図1 対策の転換点を明確にした5段階を設定した(改訂行動計画、防衛医科大学校内科学講座2感染症教授の川名明彦氏の講演等より作成)

 WHOのフェーズ4宣言を機に海外発生期に入るわけだが、この段階では、「ウイルスの侵入防止、在外邦人の支援」が対策の方針となる。

 具体的には、まず、総理と全閣僚からなる「新型インフルエンザ対策本部」が設置されることになっている。WHO宣言の前であっても、新型インフルエンザの発生が疑われる場合には、関係閣僚会議を開催し、初動の対処方針を決定する。この点については、4月27日午前に「豚インフルエンザ対策に関する関係閣僚会合」が開催され、すでに「当面の政府対処方針」(表1)を決定。初動は実行段階に移っている。

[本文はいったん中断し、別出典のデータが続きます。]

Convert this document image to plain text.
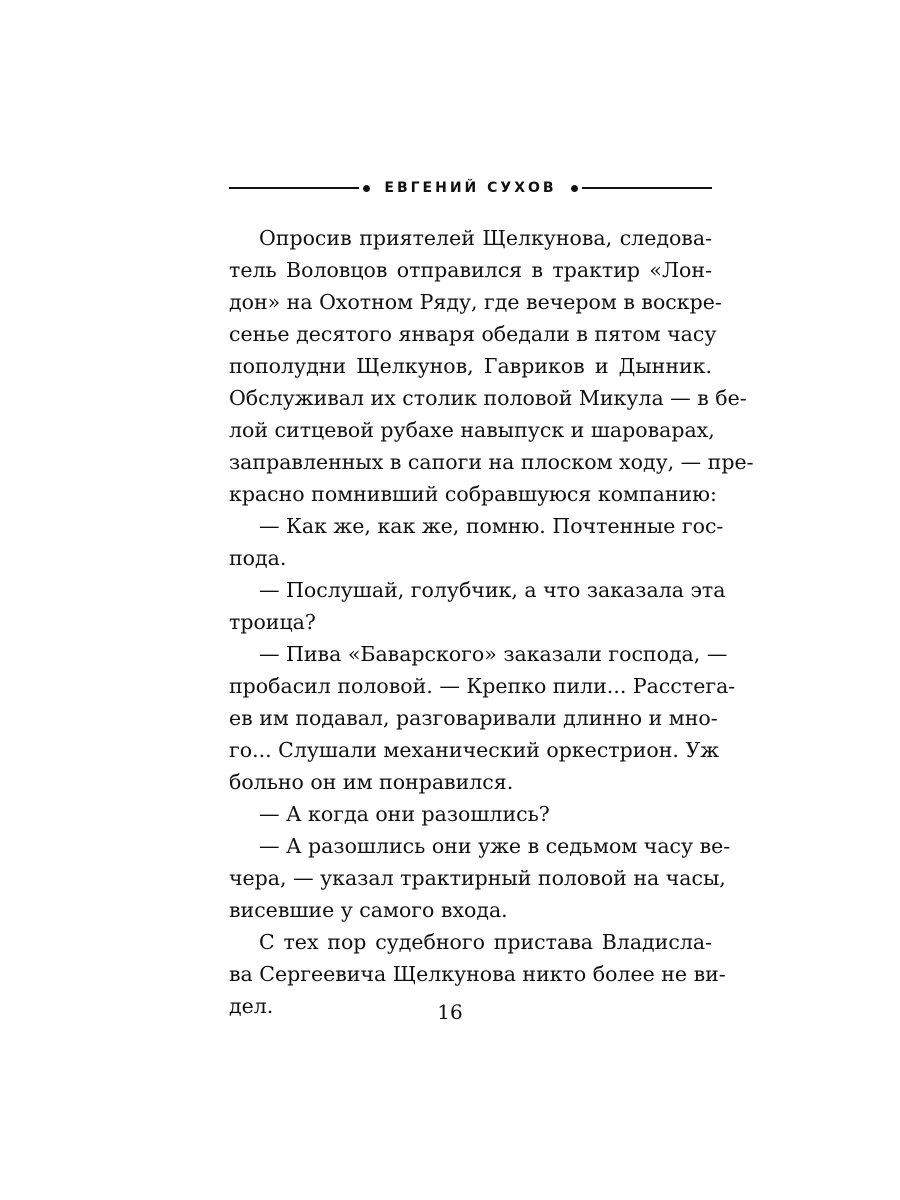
ЕВГЕНИЙ СУХОВ
Опросив приятелей Щелкунова, следова-
тель Воловцов отправился в трактир «Лон-
дон» на Охотном Ряду, где вечером в воскре-
сенье десятого января обедали в пятом часу
пополудни Щелкунов, Гавриков и Дынник.
Обслуживал их столик половой Микула — в бе-
лой ситцевой рубахе навыпуск и шароварах,
заправленных в сапоги на плоском ходу, — пре-
красно помнивший собравшуюся компанию:
— Как же, как же, помню. Почтенные гос-
пода.
— Послушай, голубчик, а что заказала эта
троица?
— Пива «Баварского» заказали господа, —
пробасил половой. — Крепко пили... Расстега-
ев им подавал, разговаривали длинно и мно-
го... Слушали механический оркестрион. Уж
больно он им понравился.
— А когда они разошлись?
— А разошлись они уже в седьмом часу ве-
чера, — указал трактирный половой на часы,
висевшие у самого входа.
С тех пор судебного пристава Владисла-
ва Сергеевича Щелкунова никто более не ви-
дел.	16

表1 当面の政府対処方針豚インフルエンザ対策に関する関係閣僚会合(4月27日)

 今回の豚インフルエンザのメキシコ及び米国における発生については、WHOが「国際的に懸念される公衆衛生上の緊急事態に該当する」との認識を示しており、我が国としても警戒を強化すべき事態であることから、政府としては、当面、次の措置を講ずる。他方、国内での発生は確認されていないことも踏まえ、国民各位に対しては、警戒を行いつつ、冷静な対応を行うようお願いする。
1.国際的な連携を密にし、メキシコ等における状況、WHOや諸外国の状況、ウイルスの特徴等に関する情報収集に最大限の努力を払い、国民に迅速かつ的確な情報提供を行う。
2.在外邦人に対し支援を行うこと及びウイルスの国内侵入をできる限り防止することを目的として、以下の水際対策を実施する。
(1)メキシコ等の在外邦人に対する情報提供を含む支援の強化
(2)検疫・入国審査の強化、空港における広報活動の強化
(3)メキシコ等から入国した感染者や感染したの恐れある人に対する適切な医療等の措置
3.ワクチンの製造について早急に検討する。
4.国内における患者の発生に備え、以下の対策を実施する。
(1)保健・医療分野を始めとする全ての関係者に対する的確な情報提供
(2)発熱相談センターと発熱外来の設置の準備
(3)国内サーベランスの強化
(4)電気・ガス・水道、食料品・生活必需品等の事業者に対する供給体制の確認や注意喚起

 たとえば、「メキシコ等の在外邦人に対する情報提供を含む支援の強化」では、在メキシコ日本国大使館を筆頭に、精力的に情報収集を行い、在外邦人らへの情報提供を展開している。在中国日本国大使館や在インドネシア日本大使館なども、感染確認地の情報を伝えるだけでなく、各国の対応について、まとめて情報提供に取り組んでいる。

「検疫の集約化や停留等」も

 WHO宣言を受けて、「検疫の集約化や停留等」も始まる。行動計画では、発生国からの旅客機・客船に対する検疫実施は、4空港(成田、関西、中部、福岡)と3港(横浜、神戸、関門)に集約する。また、検疫により感染が疑わしい人が把握されれば、医師の診察を経て、隔離や停留、健康監視の対象とする。

 また、医療従事者や社会機能維持者らに対して、備蓄している大流行前ワクチン(プレパンデミックワクチン)を接種開始する計画だった。だが、備蓄ワクチンはH5N1型を対象としたものであり、今回の豚インフルエンザ・A/H1N1に対しては効果が期待できないとみられることから、H5N1型大流行前ワクチンについては、実施されないものと思われる。

 今後、市民生活にもさまざまな影響が出てくると考えられるが、新型インフルエンザ(豚インフルエンザA/H1N1)の被害を最小限にとどめるために全地球規模で対策に取り組んでいるという国民一人ひとりの理解が欠かせない。